According to a report by Reuters, the Texas Stock Exchange, TXSE, backed by BlackRock and Citadel Securities, will open a new national securities exchange in Dallas, the third-largest city in Texas, offering a fully electronic trading environment to attract more Exchange Traded Products (ETP) listings.

TXSE Emphasizes CEO-Friendly Approach, Targets ETP Market

Texas Stock Exchange (TXSE), established with a funding of $120 million from over 20 investors including BlackRock and Citadel Securities, plans to submit registration documents to the U.S. Securities and Exchange Commission (SEC) this year. The exchange aims to open a new national stock exchange in Dallas, the third-largest city in Texas, with a target launch in 2025 and an initial public offering in 2026.

The exchange aims to attract Exchange-Traded Products (ETPs) listings and challenge the increasing compliance costs of Nasdaq and the New York Stock Exchange.

According to The Wall Street Journal, the exchange positions itself as a "CEO-friendly" alternative to the NYSE and Nasdaq.

A Nasdaq rule requires listed companies to disclose diversity information about their boards. The SEC approved the plan in 2021 but now faces new challenges in federal appeals court.

Founded in 2023, the Texas Stock Exchange will focus on helping U.S. and global companies access the U.S. equity capital markets and provide trading and listing venues for listed companies and growing ETP products. TXSE will be an all-electronic national securities exchange and will seek SEC registration.

Citadel Also Backs EDX Cryptocurrency Exchange

In June 2023, Citadel, Fidelity, and Pershing-backed exchange EDX officially launched, offering cryptocurrency trading services to retail brokers.

It offers cryptocurrencies such as Bitcoin, Ether, Litecoin, and Bitcoin Cash, avoiding thousands of crypto tokens deemed securities by the U.S. SEC. Additionally, EDX is a non-custodial company that does not directly handle customer funds. It acts solely as a marketplace where people can buy and sell cryptocurrencies.
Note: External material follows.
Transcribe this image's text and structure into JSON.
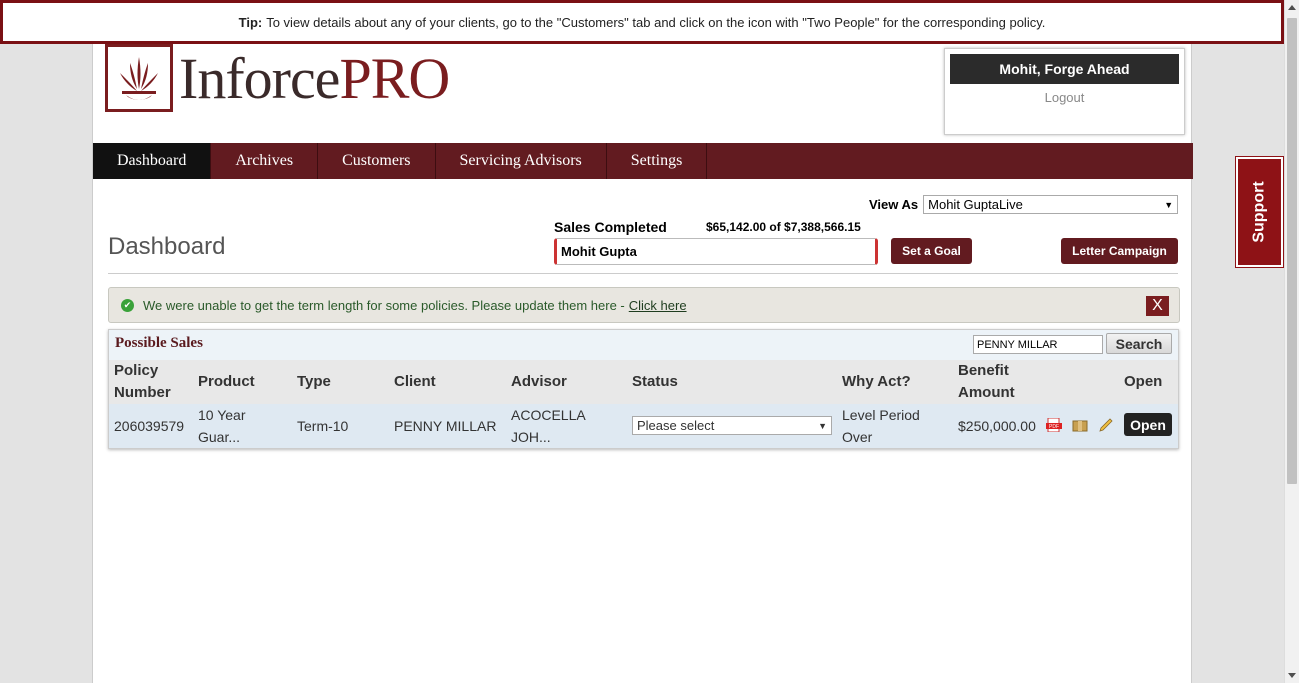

Similar to the stock market, investors do not directly access the exchange but submit orders through brokers like Fidelity and Pershing.

EDX CEO Jamil Nazarali stated that the failure of FTX spurred demand for cryptocurrency exchanges that are not custodians of user funds and have no conflicts of interest.

In January of this year, EDX introduced the digital asset clearinghouse EDX Clearing and completed a Series B investment led by new investor Pantera Capital and founding investor Sequoia Capital.

Citadel Continues to Break Wall Street Barriers

Citadel Securities, a market maker headquartered in Chicago, U.S., disrupts the monopoly of large banks or financial institutions using its robust analysis and electronic trading systems. It employs high-frequency trading and advanced mathematical models to analyze markets and conduct automated trading. This technological reliance enables it to quickly adapt to market changes and identify trading opportunities in the fast-paced financial markets.

In March 2021, SEC Chairman Gary Gensler expressed concerns about Citadel's market dominance during a congressional hearing, questioning:

What does it mean when one company has 40% to 50% of the retail order flow? How does this affect capital formation in this country? In this situation, what does best execution mean?

This highlights Citadel Securities' influence on the market, and the firm continues to break barriers on Wall Street, with grander ambitions in the cryptocurrency field and trading arena.